For the study, two silver birches from different geographical locations were analyzed by two separate experiments in Finland and Austria. 77 scans in Austria and 14 in Finland were performed to the trees through laser between sunset and sunrise, according to the study published in the journal Frontiers in Plant Science. Comparison through photography was not used due to the light could have had an effect in the plants.
Researchers studied the subjects, scientifically known as Petula Bendula, during similar outdoor conditions, although some differences about where the trees had grown were present, some of them were in plain fields while others in mountains. The team also avoided windy nights as they tried to conduct the scanning during normal conditions.
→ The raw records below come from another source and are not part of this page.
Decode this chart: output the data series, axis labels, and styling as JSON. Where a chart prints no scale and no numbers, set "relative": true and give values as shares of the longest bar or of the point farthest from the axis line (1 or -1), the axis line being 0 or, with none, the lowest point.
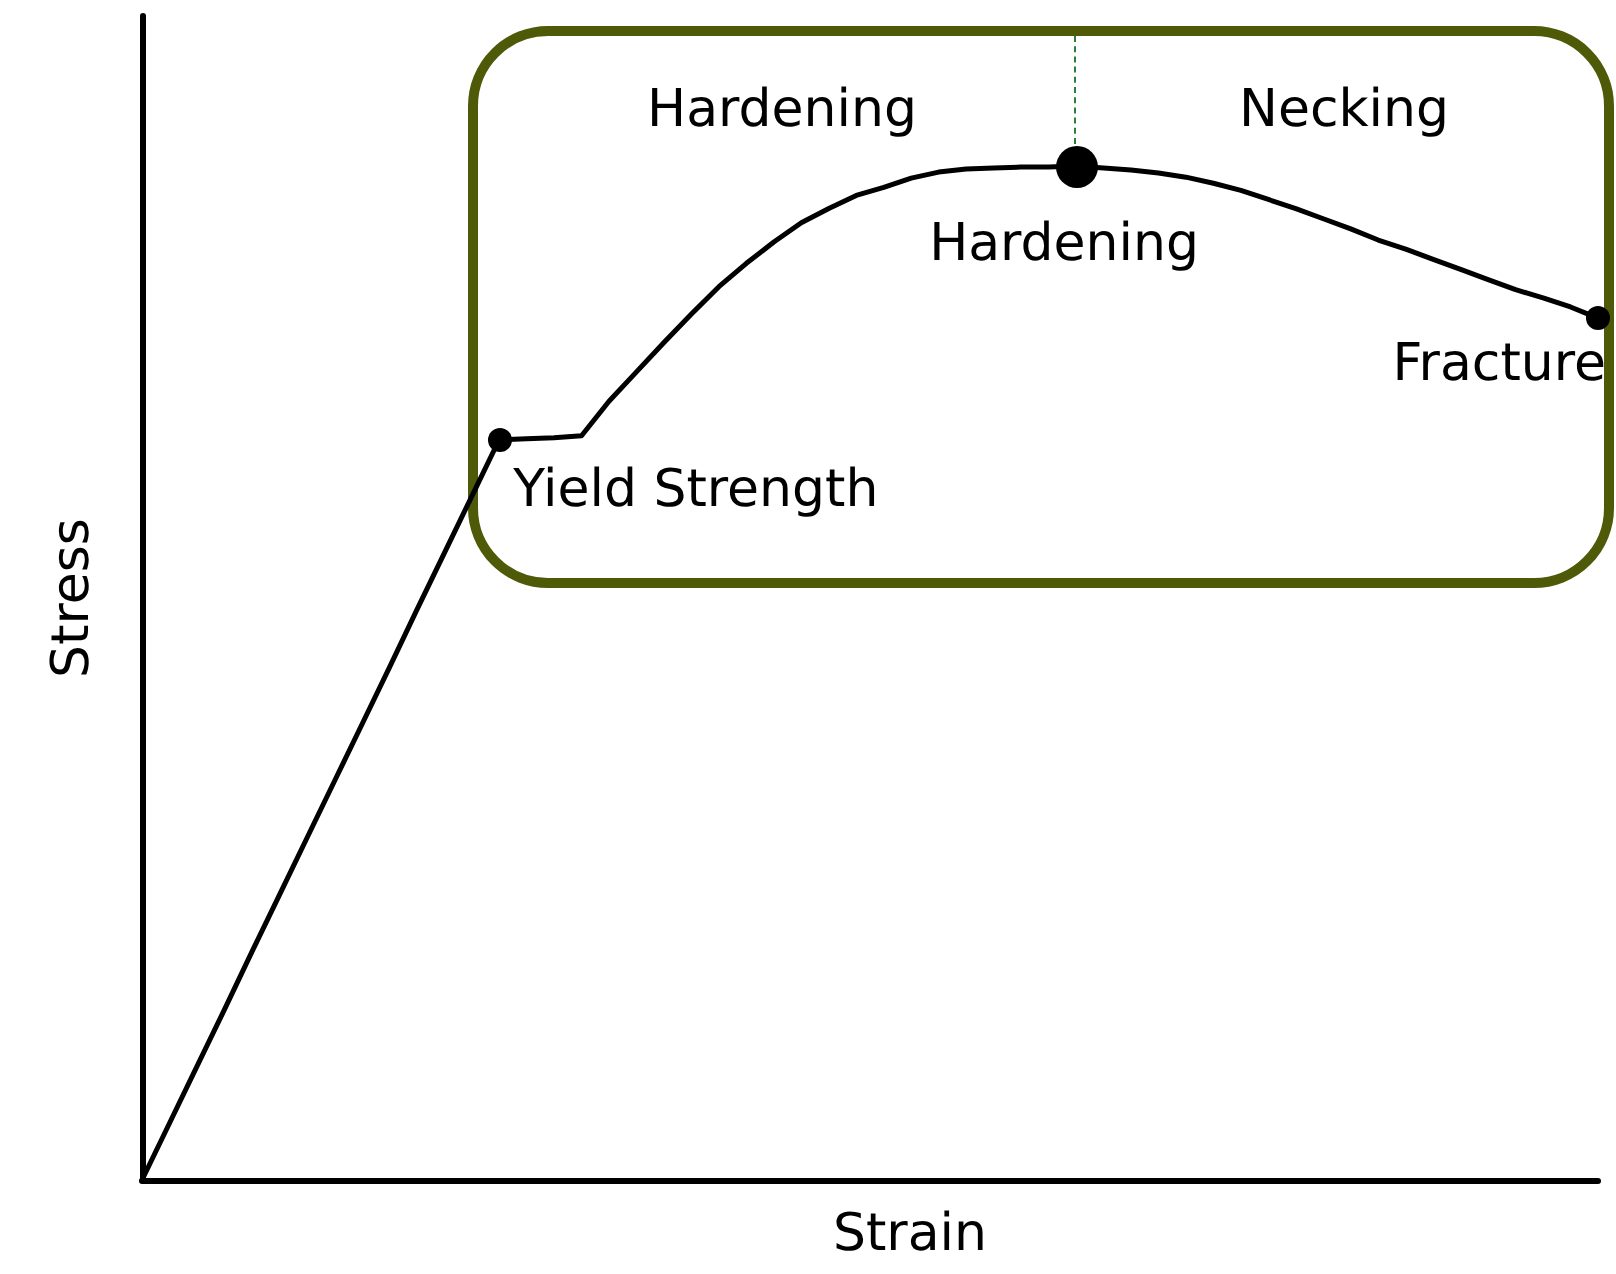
{
  "chart_data": {
    "type": "line",
    "relative": true,
    "xlabel": "Strain",
    "ylabel": "Stress",
    "categories": [
      null,
      null,
      null,
      null,
      null,
      null,
      null,
      null,
      null,
      null,
      null,
      null,
      null,
      null,
      null,
      null,
      null,
      null,
      null,
      null,
      null,
      null,
      null,
      null,
      null,
      null,
      null,
      null,
      null,
      null,
      null,
      null,
      null,
      null,
      null,
      null,
      null,
      null,
      null,
      null,
      null,
      null,
      null,
      null,
      null,
      null,
      null,
      null,
      null,
      null,
      null,
      null,
      null,
      null
    ],
    "series": [
      {
        "color": "#000000",
        "marker": "none",
        "values": [
          0,
          0.056,
          0.112,
          0.168,
          0.225,
          0.281,
          0.337,
          0.393,
          0.449,
          0.505,
          0.562,
          0.618,
          0.674,
          0.73,
          0.731,
          0.732,
          0.734,
          0.768,
          0.797,
          0.826,
          0.854,
          0.881,
          0.904,
          0.925,
          0.944,
          0.958,
          0.971,
          0.979,
          0.988,
          0.994,
          0.997,
          0.998,
          0.999,
          0.999,
          1,
          0.998,
          0.996,
          0.993,
          0.989,
          0.983,
          0.976,
          0.967,
          0.958,
          0.948,
          0.938,
          0.927,
          0.918,
          0.908,
          0.898,
          0.888,
          0.878,
          0.87,
          0.861,
          0.85
        ]
      }
    ],
    "annotations": [
      "Hardening",
      "Necking",
      {
        "text": "Hardening",
        "y": 1
      },
      "Yield Strength",
      "Fracture"
    ],
    "grid": false
  }
}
The results showed that the Finnish birch crown declined up to 5 centimeters compared to the situation at sunset. In the Austrian data, the lowest declination was 10 centimeters. Although there were significant differences among the data from the different locations, they both showed an important change during the night, the team said.
“It was a very clear effect, and applied to the whole tree,” András Zlinszky of the Centre for Ecological Research in Tihany, Hungary, said to the New Scientist. “No one has observed this effect before at the scale of whole trees, and I was surprised by the extent of the changes.”
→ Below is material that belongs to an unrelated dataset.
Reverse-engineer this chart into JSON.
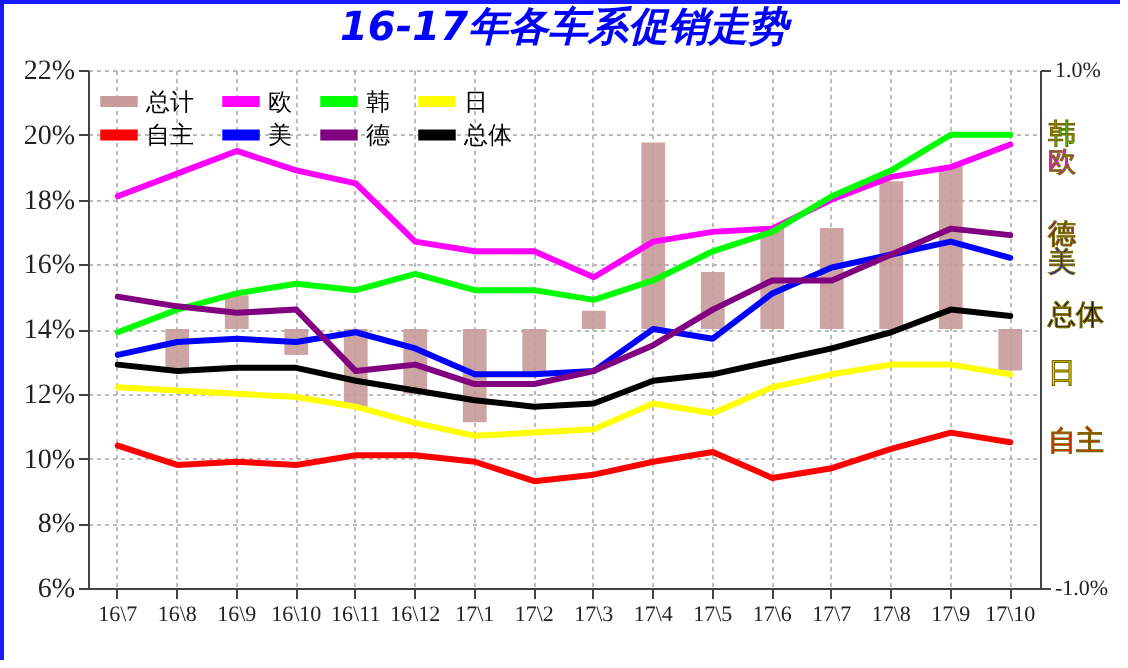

According to Zlinszky, the drooping effect could be due to the loss of internal water pressure within plant cells, a phenomenon referred as turgor pressure. It means branches and leaf stems are less rigid and more prone to drooping under their own weight, he added.
Turgor pressure is influenced as well by photosynthesis, in which the plants use sunlight to create sugar from carbon dioxide and water. This process stops in the dark, so it could explain why the branches drooped, Zlinsky added.
However, another reason could be linked to the resting of the branches. During the day, branches and leaves are angled higher, which allows them to catch more sunlight and to better perform the photosynthesis process. In the night, this energy-intensive does not have any point for the lack of sun.
The information needs further study and one thing that the results showed clearly was the potential of terrestrial laser scanning measurements in support of chronobiology, researchers concluded in the paper.